In parts of the world where we have stakes, we have Stake Conference. Where there are districts, it’s District Conference. But it all amounts to the same thing. Every member of the district is supposed to attend and receive spiritual edification from the district leaders.

Today, the meetings were mainly leadership training meetings.

Being the Relief Society President in Colombo 1st Branch, I was supposed to attend the Relief Society Training Meeting, as was my Education Counsellor, Shanika, and my Homemaking Counsellor, Eashani. But Shanika is also the District Primary President, so she had to head that training session, and me being the District Family History Consultant, had to head that training session, which left Eashani our sole representative in Relief Society.

I gave Eashani firm instructions to take good notes. I have no doubt that she did.

It was organized differently than I had originally expected. First, the men were all meeting together for the entire morning. Well, sort of. From 10.00 until 12.30, the men were meeting together – Priesthood. Then from 12.30 to 2.00, all adults were meeting together. So what were the women to do from 10 until 12.30?

Originally, nothing was planned. Then Sister Merrell caught wind of this and requested that we have our leadership training sessions during that time. Primary – children from 3 until 12, Young Women – 12 to 18, and Relief Society – 18 and up, and Family History.

Because not all of the women who were present needed to go to the other three meetings, I volunteered to take not just the family history consultants of the other branches, but anyone who wanted to learn more about family history. I had six women.

Only two of the branches have family history consultants still. The other two need to call someone, but haven’t or did, but it was someone who since left, ie one of the missionaries who’s now in Malaysia. One of the family history consultants who was supposed to be in my section had to be in another leadership training session. That leaves one. But five other women showed up because they also wanted to learn.

I spent a few minutes going over things specific to a family history consultant, and the rest of the time, I opened up for questions and discussion. What I found is that these women are interested – really really interested – in doing family history. Their questions were intelligent and relevant, which can only mean that they have been paying attention and starting to work on their family history.

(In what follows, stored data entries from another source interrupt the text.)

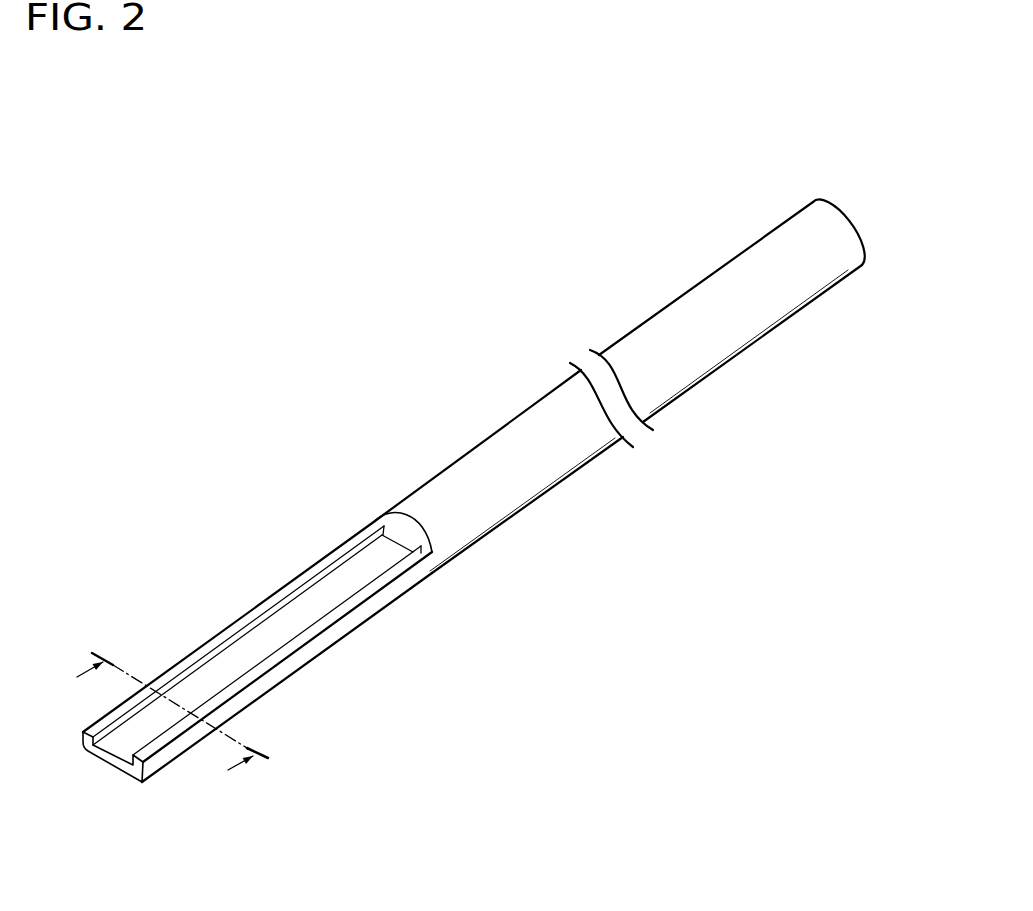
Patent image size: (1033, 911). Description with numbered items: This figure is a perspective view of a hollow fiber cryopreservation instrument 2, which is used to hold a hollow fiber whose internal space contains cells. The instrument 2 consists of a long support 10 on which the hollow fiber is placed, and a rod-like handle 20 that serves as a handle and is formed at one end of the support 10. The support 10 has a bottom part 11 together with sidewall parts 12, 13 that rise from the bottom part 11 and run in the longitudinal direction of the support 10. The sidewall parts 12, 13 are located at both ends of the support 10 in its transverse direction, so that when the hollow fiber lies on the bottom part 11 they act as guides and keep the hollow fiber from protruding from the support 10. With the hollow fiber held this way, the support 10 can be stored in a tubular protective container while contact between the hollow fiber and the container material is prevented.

The hollow fiber cryopreservation instrument 2 is at (285, 358).
The support 10 is at (274, 651).
The bottom part 11 is at (313, 608).
The sidewall part 12 is at (332, 561).
The sidewall part 13 is at (388, 580).
The handle 20 is at (550, 455).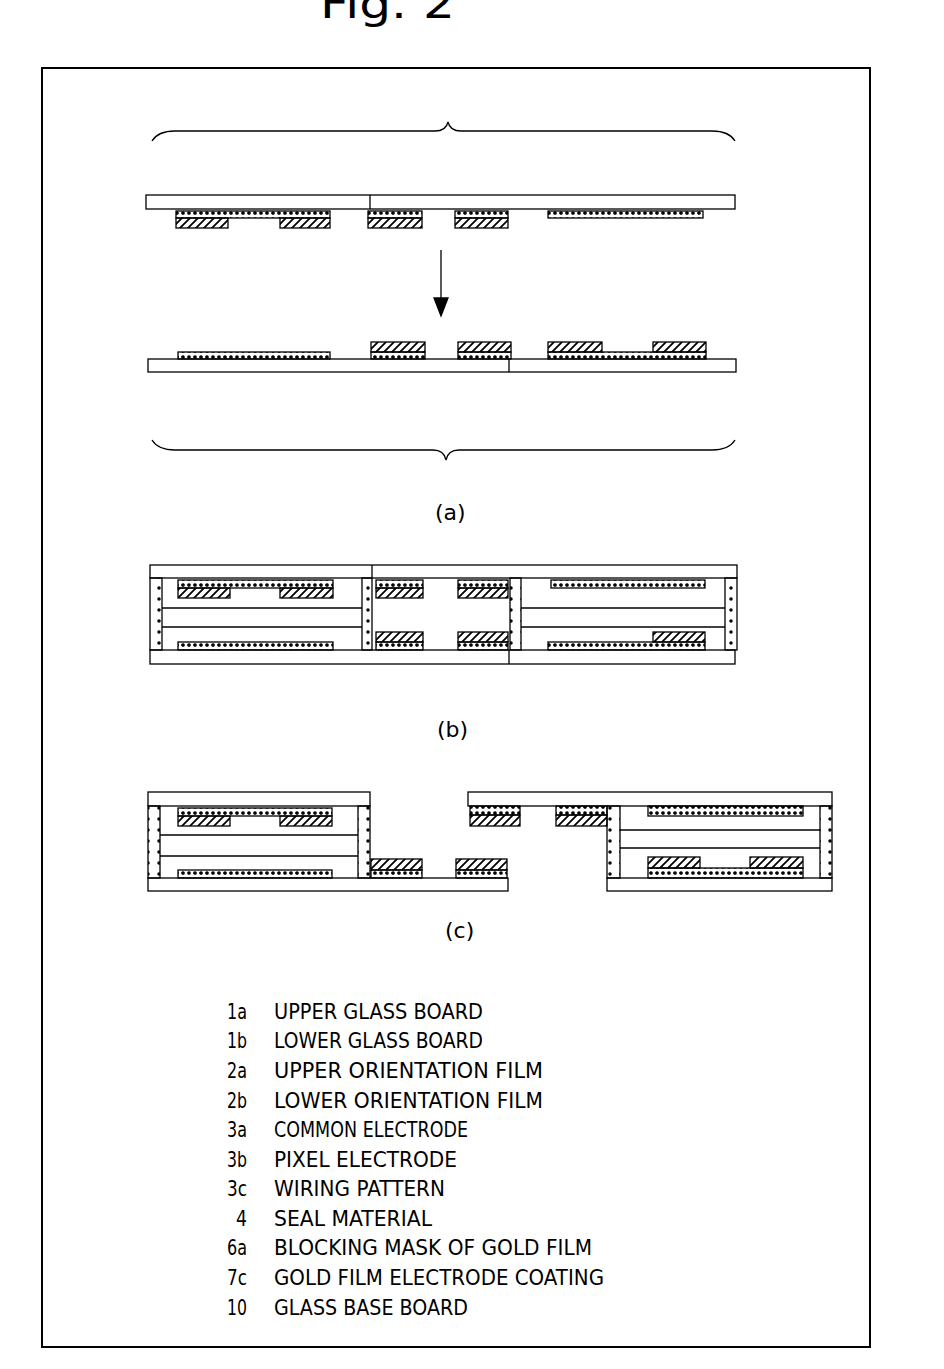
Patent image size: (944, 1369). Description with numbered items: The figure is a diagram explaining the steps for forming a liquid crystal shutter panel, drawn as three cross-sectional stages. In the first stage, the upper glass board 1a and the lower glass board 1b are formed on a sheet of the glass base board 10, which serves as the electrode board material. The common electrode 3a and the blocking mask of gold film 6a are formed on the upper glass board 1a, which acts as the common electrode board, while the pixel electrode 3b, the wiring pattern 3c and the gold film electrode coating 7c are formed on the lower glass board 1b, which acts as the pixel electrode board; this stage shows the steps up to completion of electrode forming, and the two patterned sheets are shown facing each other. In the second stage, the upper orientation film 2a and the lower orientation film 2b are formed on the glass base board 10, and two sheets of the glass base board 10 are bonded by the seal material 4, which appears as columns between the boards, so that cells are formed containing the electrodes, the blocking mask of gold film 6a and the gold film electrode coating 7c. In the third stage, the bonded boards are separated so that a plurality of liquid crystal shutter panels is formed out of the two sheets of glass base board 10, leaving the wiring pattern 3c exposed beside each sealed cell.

The upper glass board 1a is at (148, 197).
The lower glass board 1b is at (736, 196).
The upper orientation film 2a is at (168, 592).
The lower orientation film 2b is at (167, 637).
The common electrode 3a is at (176, 213).
The pixel electrode 3b is at (697, 222).
The wiring pattern 3c is at (472, 210).
The seal material 4 is at (155, 624).
The blocking mask of gold film 6a is at (180, 230).
The gold film electrode coating 7c is at (483, 233).
The glass base board 10 is at (428, 700).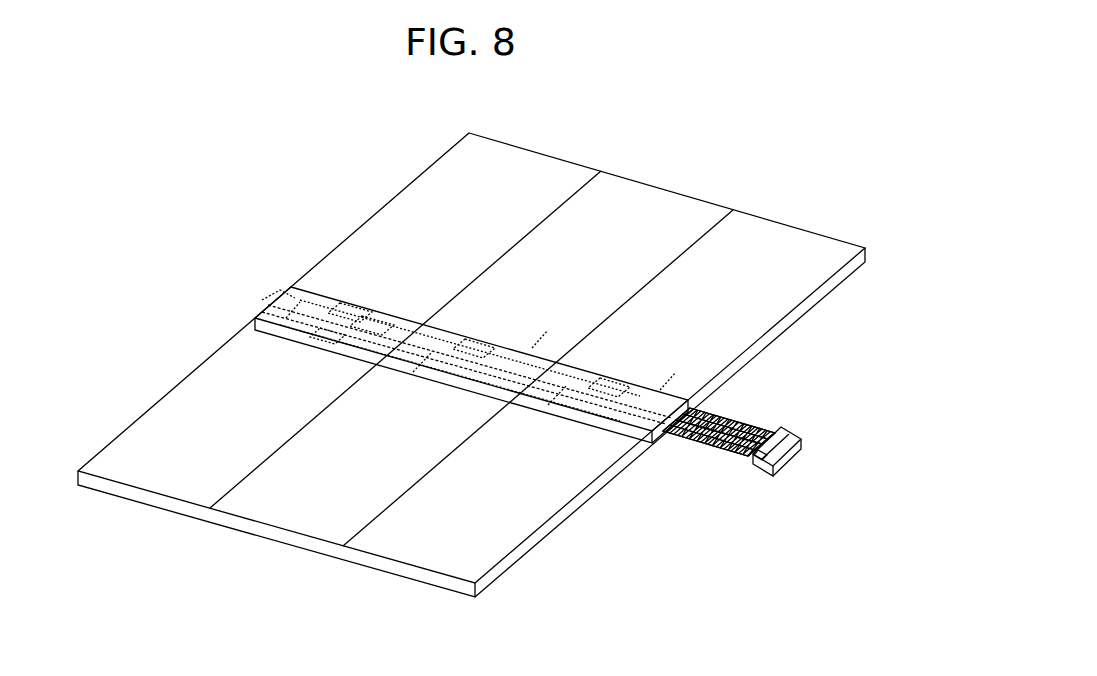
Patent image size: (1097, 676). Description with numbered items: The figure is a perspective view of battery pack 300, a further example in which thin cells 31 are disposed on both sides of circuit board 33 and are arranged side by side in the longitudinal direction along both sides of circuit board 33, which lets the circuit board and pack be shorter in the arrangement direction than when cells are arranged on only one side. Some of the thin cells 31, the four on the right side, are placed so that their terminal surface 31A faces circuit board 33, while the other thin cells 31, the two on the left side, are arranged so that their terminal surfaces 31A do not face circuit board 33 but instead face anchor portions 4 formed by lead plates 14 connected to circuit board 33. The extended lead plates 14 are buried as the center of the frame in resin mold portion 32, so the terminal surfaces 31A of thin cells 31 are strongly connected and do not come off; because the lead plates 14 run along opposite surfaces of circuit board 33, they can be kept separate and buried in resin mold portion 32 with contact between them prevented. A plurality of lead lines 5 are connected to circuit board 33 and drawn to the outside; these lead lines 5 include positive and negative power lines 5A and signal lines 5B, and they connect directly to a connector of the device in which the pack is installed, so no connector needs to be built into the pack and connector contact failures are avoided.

The battery pack 300 is at (491, 368).
The thin cell 31 is at (518, 177).
The terminal surface 31A is at (300, 302).
The resin mold portion 32 is at (471, 371).
The circuit board 33 is at (440, 358).
The lead plate 14 is at (460, 346).
The anchor portion 4 is at (380, 325).
The lead line 5 is at (707, 485).
The power line 5A is at (674, 436).
The signal line 5B is at (758, 521).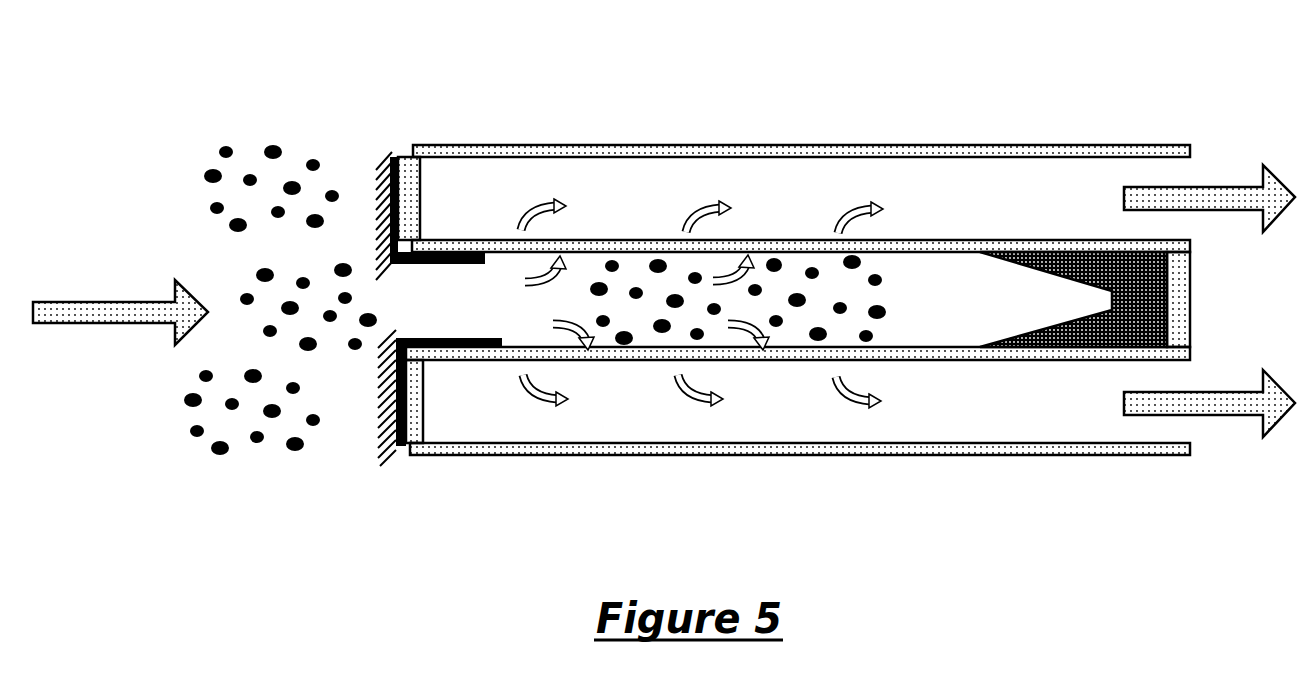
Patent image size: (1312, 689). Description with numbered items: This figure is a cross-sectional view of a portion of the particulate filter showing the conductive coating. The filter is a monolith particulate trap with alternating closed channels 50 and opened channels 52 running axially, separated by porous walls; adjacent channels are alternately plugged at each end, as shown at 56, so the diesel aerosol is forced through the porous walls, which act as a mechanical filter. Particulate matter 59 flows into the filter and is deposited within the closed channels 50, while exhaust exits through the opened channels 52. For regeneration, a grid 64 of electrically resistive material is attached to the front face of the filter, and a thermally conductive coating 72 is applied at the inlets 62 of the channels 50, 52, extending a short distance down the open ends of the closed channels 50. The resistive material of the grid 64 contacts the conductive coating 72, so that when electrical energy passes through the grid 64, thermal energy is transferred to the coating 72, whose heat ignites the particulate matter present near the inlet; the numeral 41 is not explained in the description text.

The tube walls 41 is at (650, 246).
The closed cells/channels 50 is at (998, 283).
The opened cells/channels 52 is at (963, 190).
The plug 56 is at (410, 155).
The particulate matter 59 is at (1153, 290).
The inlets 62 is at (362, 289).
The grid 64 is at (392, 425).
The thermally conductive coating 72 is at (390, 155).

All in all, it was completely valuable.

One of the women, Ilani from Kandy, is completely fluent in both English and Sinhalese, which means it’s going to be much much easier communicating with her. I was warned that I could not expect anyone to be called who could read and write English, never mind speak it. This women is completely fluent – both verbal and written – which is a tremendous benefit to me.

After the adult session was over, a man from Negumbo, Royce, asked me about a computer problem he was having with PAF, and could I please help him out? It turned out that he’d brought his laptop with him, so we grabbed a room. His wife and another man came along and watched, also very interested in the whole thing. Royce, it turns out, is the 1st Counsellor in the Branch Presidency in Negumbo, and he is the only person in the branch with a computer, and he’s willing to help the rest of the members with computerizing their family history records. Wow! This is fantastic! And he has email, which of course means much easier communication.

We figured out what was going on, I pointed a few things out to him, but then the bus to Negumbo was leaving, so he had to go with the plans for him to come down in a week after church and I’d give him more training.

Buses. See, the people here are so poor that they can’t afford to get themselves to district conference, so the district hires a bus for the day to bring them all down from both Kandy and Negumbo. So when the bus was leaving, Royce really had to go.

I, of course, nagged him – but in a friendly way – about getting a family history consultant called. Hopefully, it’ll happen soon.